# Generazione dataset CNN
Il codice seguente permette la generazione di un dataset a attraverso un'elaborazione degli audio scaricati da FMA. In particolare le operazioni eseguite ,per ogni audio scaricato, per la generazione del dataset sono:
- caricamento audio
- calcolo dello spettrogramma dell'audio tramite librosa
- generazione di un immagine 80x80 pixel che mantiene lo spettrogramma
- salvataggio dell'immagine in scala di grigi

Ogni riga del dataset generato si compone quindi di 2 elementi: l'immagine in scala di grigi e il target corrispondente che indica il genere dell'audio.

In [5]:

%matplotlib inline

import os

import IPython.display as ipd
import numpy as np
import pandas as pd
import matplotlib.pyplot as plt
import seaborn as sns
import sklearn as skl
import sklearn.utils, sklearn.preprocessing, sklearn.decomposition, sklearn.svm
import librosa
import librosa.display
import utils
import dotenv
import numpy as np
import pandas as pd
import multiprocessing.sharedctypes as sharedctypes
import os.path
import ast
import warnings
warnings.filterwarnings('ignore')

plt.rcParams['figure.figsize'] = (17, 5)

# Number of samples per 30s audio clip.
# TODO: fix dataset to be constant.
NB_AUDIO_SAMPLES = 1321967
SAMPLING_RATE = 44100

# Load the environment from the .env file.
dotenv.load_dotenv(dotenv.find_dotenv())


def load(filepath):

    filename = os.path.basename(filepath)

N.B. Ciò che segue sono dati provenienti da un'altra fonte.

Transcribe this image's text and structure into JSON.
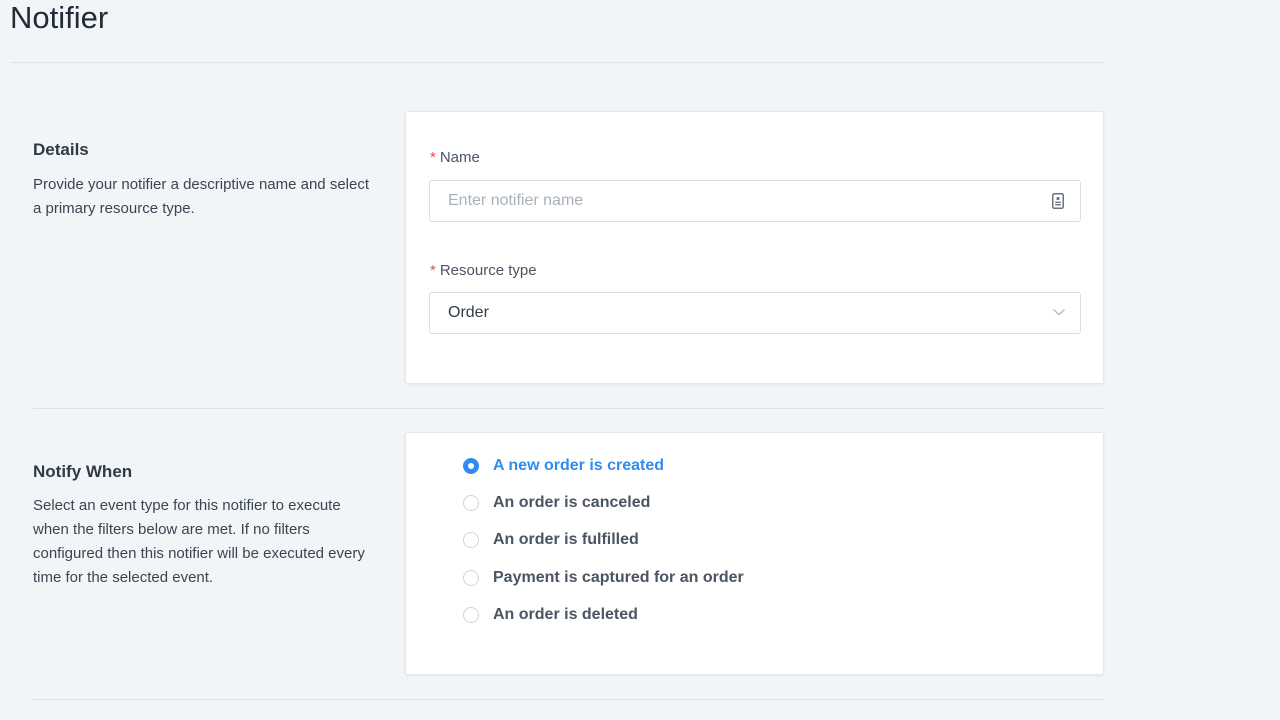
{
  "page": {
    "title": "Notifier"
  },
  "details": {
    "heading": "Details",
    "description": "Provide your notifier a descriptive name and select a primary resource type.",
    "name_field": {
      "required_mark": "*",
      "label": "Name",
      "placeholder": "Enter notifier name",
      "value": "",
      "icon": "id-card-icon"
    },
    "resource_type_field": {
      "required_mark": "*",
      "label": "Resource type",
      "selected": "Order",
      "icon": "chevron-down-icon"
    }
  },
  "notify_when": {
    "heading": "Notify When",
    "description": "Select an event type for this notifier to execute when the filters below are met. If no filters configured then this notifier will be executed every time for the selected event.",
    "options": [
      {
        "label": "A new order is created",
        "checked": true
      },
      {
        "label": "An order is canceled",
        "checked": false
      },
      {
        "label": "An order is fulfilled",
        "checked": false
      },
      {
        "label": "Payment is captured for an order",
        "checked": false
      },
      {
        "label": "An order is deleted",
        "checked": false
      }
    ]
  },
  "colors": {
    "accent": "#2f8cf0",
    "required": "#e5484d",
    "background": "#f2f5f8"
  }
}
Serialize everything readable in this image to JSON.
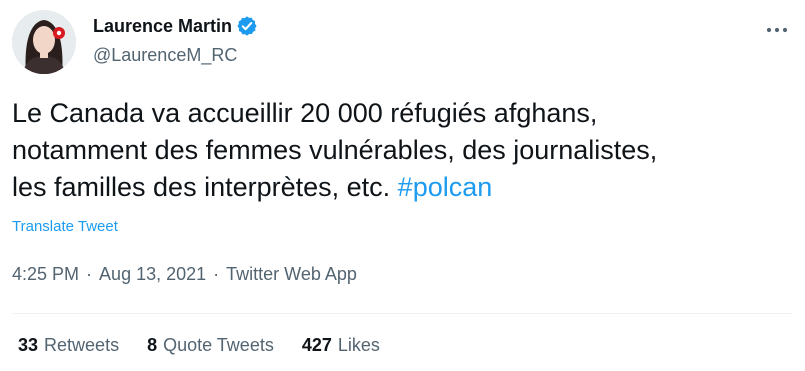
{
  "author": {
    "display_name": "Laurence Martin",
    "handle": "@LaurenceM_RC",
    "verified_icon": "verified-badge-icon"
  },
  "tweet": {
    "text_main": "Le Canada va accueillir 20 000 réfugiés afghans,\nnotamment des femmes vulnérables, des journalistes,\nles familles des interprètes, etc. ",
    "hashtag": "#polcan",
    "translate_label": "Translate Tweet"
  },
  "meta": {
    "time": "4:25 PM",
    "sep1": "·",
    "date": "Aug 13, 2021",
    "sep2": "·",
    "source": "Twitter Web App"
  },
  "stats": {
    "retweets_count": "33",
    "retweets_label": "Retweets",
    "quotes_count": "8",
    "quotes_label": "Quote Tweets",
    "likes_count": "427",
    "likes_label": "Likes"
  },
  "colors": {
    "link": "#1d9bf0",
    "secondary_text": "#536471",
    "primary_text": "#0f1419",
    "verified": "#1d9bf0",
    "avatar_brand_red": "#d71920"
  }
}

    if 'features' in filename:
        return pd.read_csv(filepath, index_col=0, header=[0, 1, 2])

    if 'echonest' in filename:
        return pd.read_csv(filepath, index_col=0, header=[0, 1, 2])

    if 'genres' in filename:
        return pd.read_csv(filepath, index_col=0)

    if 'tracks' in filename:
        tracks = pd.read_csv(filepath, index_col=0, header=[0, 1])

        COLUMNS = [('track', 'tags'), ('album', 'tags'), ('artist', 'tags'),
                   ('track', 'genres'), ('track', 'genres_all')]
        for column in COLUMNS:
            tracks[column] = tracks[column].map(ast.literal_eval)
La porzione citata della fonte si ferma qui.